Demônios

 


Há um texto atribuído a buda onde diz: "O homem nasce só, vive só e morre só"... Não raramente vemos nas redes social bandos de iludidos e deficientes em cognição que insistem em dizer o contrário, pois quase sempre há alguém para fazer um parto, alguém para enterrar e pessoas aos redor para se conviver... Ora... o fato que buda chama a atenção não é para a vida em isolamento, e sim que ninguém pode amar ou morrer em nosso lugar... simples assim.

Aprendemos esta lição quando estamos bem no fundo do poço e ainda assim estamos cercados de outras pessoas, paradoxal não é?! Depois de frustrantes três relacionamentos onde apenas memórias foram construídas (e algumas seria melhor que virassem pó) e onze anos desperdiçados, me encontro relembrando esta dolorosa, mas extremamente necessária lição.

Algumas batalhas aliás, são lutadas melhor quando estamos sós e contrariando o rapaz do conto "natureza selvagem", nem sempre a felicidade pode ser compartilhada e nem por isso deixa de ser verdadeira, algumas conquistas pertencem apenas a você e ponto, porque pouca gente ou ninguém vai entender (ou pior, aceitar).

Uma lição interessante de se estar apenas você com você é o "morar só".

Ahh! Chegar em casa e tirar os sapatos e ver seu sofá te esperando, cozinhar com seu próprio tempero, abrir um bom vinho e escolher entre ler um livro ou ouvir uma boa música... Tomar banho de porta aberta? Andar sem roupa pela casa? Escolher a decoração? Lavar a louça agora ou depois? Tudo à escolha do hóspede. 

Logo se descobre que não precisamos de tantos talheres e panelas; não se vive apenas de miojo e bolachas; supermercado aliás, pode ser incomodo e as vezes vira um calcanhar de Aquiles no orçamento; para quem escolheu um bichinho de estimação... dar atenção e carinho ao animalzinho as vezes é um esforço altruísta.

Além de aprender a fazer mágicas e malabarismos para o salário milagrosamente durar um mês, aprendemos "na marra" a lição que buda afirmava, estamos sós e ninguém pode viver nossa vida por nós; e isso não exclui que pessoas maravilhosas podem ir e vir dentro dessa existência que chamamos de vida.

Não é fácil, verdade, mas ser responsável pelas próprias escolhas é o que faz sentir que deixamos finalmente a fraqueza, a incapacidade e os mimos para trás. Mas será que é apenas isso mesmo?

Além de aprender a gerenciar seus gastos e gostos, o "morar só" talvez nos ensine uma das lições mais preciosas da vida humana, aprender a lidar com nossos demônios interiores (ou sombras para quem é fã de psicanálise). Por experiência própria e relatos de pessoas mais próximas, afirmo categoricamente que estes demônios aparecem muito mais fortes quando estamos sós em casa, é assustador.

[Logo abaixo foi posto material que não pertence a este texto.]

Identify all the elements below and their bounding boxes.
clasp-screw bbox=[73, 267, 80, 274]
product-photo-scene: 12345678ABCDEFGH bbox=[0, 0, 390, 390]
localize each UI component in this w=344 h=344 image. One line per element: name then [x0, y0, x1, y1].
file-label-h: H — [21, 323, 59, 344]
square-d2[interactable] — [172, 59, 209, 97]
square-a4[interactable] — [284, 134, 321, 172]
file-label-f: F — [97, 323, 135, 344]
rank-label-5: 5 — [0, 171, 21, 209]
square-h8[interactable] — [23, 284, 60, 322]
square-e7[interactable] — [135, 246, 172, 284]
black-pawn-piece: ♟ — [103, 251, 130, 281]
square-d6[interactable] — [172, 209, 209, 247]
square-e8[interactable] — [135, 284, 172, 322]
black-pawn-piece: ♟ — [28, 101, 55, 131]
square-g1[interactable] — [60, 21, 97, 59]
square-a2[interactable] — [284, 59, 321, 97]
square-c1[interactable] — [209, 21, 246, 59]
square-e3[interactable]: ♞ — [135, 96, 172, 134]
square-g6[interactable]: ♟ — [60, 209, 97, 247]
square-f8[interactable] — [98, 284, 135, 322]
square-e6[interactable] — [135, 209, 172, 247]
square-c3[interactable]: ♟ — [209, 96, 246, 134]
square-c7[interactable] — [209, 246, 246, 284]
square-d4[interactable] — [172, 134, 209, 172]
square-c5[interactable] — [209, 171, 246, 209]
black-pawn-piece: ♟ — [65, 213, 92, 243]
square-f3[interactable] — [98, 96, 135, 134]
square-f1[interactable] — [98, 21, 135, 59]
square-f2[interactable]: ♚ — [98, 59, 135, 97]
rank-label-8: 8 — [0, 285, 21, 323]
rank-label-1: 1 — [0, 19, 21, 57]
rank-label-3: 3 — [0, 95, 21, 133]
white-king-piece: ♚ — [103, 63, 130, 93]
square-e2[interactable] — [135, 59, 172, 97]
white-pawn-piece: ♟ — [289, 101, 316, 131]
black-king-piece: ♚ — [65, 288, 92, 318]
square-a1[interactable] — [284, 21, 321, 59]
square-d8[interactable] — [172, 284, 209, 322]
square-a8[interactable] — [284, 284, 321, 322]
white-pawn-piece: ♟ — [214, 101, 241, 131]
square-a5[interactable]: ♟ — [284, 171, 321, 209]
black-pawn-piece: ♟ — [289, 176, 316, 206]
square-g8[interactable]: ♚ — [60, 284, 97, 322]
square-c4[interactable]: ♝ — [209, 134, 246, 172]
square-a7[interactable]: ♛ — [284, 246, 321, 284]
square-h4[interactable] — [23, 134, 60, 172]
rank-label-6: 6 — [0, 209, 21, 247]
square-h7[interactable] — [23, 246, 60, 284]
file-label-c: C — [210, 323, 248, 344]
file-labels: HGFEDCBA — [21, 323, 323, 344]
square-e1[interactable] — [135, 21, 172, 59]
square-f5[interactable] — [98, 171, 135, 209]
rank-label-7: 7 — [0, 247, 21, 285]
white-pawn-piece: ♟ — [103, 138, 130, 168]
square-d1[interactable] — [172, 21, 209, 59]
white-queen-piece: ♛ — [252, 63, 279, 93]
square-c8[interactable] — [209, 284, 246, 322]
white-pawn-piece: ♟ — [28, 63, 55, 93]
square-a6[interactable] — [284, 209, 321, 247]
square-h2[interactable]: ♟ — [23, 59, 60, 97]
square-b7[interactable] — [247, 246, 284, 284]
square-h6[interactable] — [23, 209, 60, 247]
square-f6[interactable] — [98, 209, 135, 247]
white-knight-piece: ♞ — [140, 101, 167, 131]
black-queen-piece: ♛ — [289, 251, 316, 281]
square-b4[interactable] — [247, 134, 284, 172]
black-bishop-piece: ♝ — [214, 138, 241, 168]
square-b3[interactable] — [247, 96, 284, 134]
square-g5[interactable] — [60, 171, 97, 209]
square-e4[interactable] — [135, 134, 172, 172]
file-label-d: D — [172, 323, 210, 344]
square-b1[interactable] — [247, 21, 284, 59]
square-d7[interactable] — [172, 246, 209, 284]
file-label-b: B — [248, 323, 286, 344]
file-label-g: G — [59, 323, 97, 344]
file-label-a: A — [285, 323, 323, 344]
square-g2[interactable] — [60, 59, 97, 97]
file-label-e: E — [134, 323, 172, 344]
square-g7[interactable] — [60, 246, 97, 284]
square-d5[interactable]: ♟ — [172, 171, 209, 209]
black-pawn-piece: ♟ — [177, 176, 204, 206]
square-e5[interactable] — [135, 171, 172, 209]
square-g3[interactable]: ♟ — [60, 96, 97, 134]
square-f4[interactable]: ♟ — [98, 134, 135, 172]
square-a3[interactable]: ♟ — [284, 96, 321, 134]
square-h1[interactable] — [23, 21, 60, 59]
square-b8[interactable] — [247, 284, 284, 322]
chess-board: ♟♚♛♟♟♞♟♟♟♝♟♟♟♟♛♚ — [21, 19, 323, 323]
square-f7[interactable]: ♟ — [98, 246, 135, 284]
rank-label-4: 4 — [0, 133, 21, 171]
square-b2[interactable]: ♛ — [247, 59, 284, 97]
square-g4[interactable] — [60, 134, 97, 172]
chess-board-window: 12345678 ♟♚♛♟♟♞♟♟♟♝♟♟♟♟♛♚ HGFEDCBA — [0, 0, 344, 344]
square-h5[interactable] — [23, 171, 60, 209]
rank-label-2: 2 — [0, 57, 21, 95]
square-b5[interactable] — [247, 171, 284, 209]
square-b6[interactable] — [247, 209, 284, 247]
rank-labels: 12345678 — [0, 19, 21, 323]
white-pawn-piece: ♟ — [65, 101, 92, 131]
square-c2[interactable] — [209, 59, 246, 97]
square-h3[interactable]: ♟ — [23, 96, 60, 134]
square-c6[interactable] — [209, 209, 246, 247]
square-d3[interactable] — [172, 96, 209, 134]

Dá vontade de sair de casa, de ter visitas ou quando não for possível, estar sempre online nas redes sociais. Recentemente descobri uma habilidade desconhecida pra mim, sair de casa no raiar do sol e voltar apenas para jantar, tomar banho e dormir, chega a ser deplorável. 

Neste meio tempo, relembrei outra lição importante do "morar só", quanto mais rápido aceitamos nossos demônios e fazemos amizade com eles, melhor será. No dia em que decidi criar este blog com este nome, dias de solitude, também estava em uma solidão profunda (e esta já perdurava anos); apesar do sofrimento, é sempre bom relembrar nossas motivações.

O "morar só" é um curso de como ver seus demônios, de como lidar com estes demônios, de como conviver com estes demônios. Um bônus, é quando se vive em um lugar detestável tipo Curitiba, aí o curso se torna quase um Doutorado.

E é aqui neste ponto em que a gente aprende de fato a deixar finalmente a fraqueza, a incapacidade, mimos e muletas sentimentais... Sim, muita gente usa outrem como muleta emocional para não ficar a sós com seus demônios.



É a partir deste ponto que entendemos que não precisamos (no sentido de dependência) de ninguém, afinal, nascemos sós, vivemos sós e morreremos sós. Aprendemos a partir daqui que bons relacionamentos não são construídos com dependência um do outro. Nos permitimos a partir daqui, a viver uma boa relação sem o medo ou a insegurança de que o outro vá embora e nos deixe a mercê de nossos demônios.

Aprendemos a partir daqui que boas relações são construídos apenas pelo querer estar junto e nada mais.

Aprendemos a partir daqui o que  maturidade vai além do "morar só" e se alto sustentar e o que é se relacionar saudavelmente com alguém.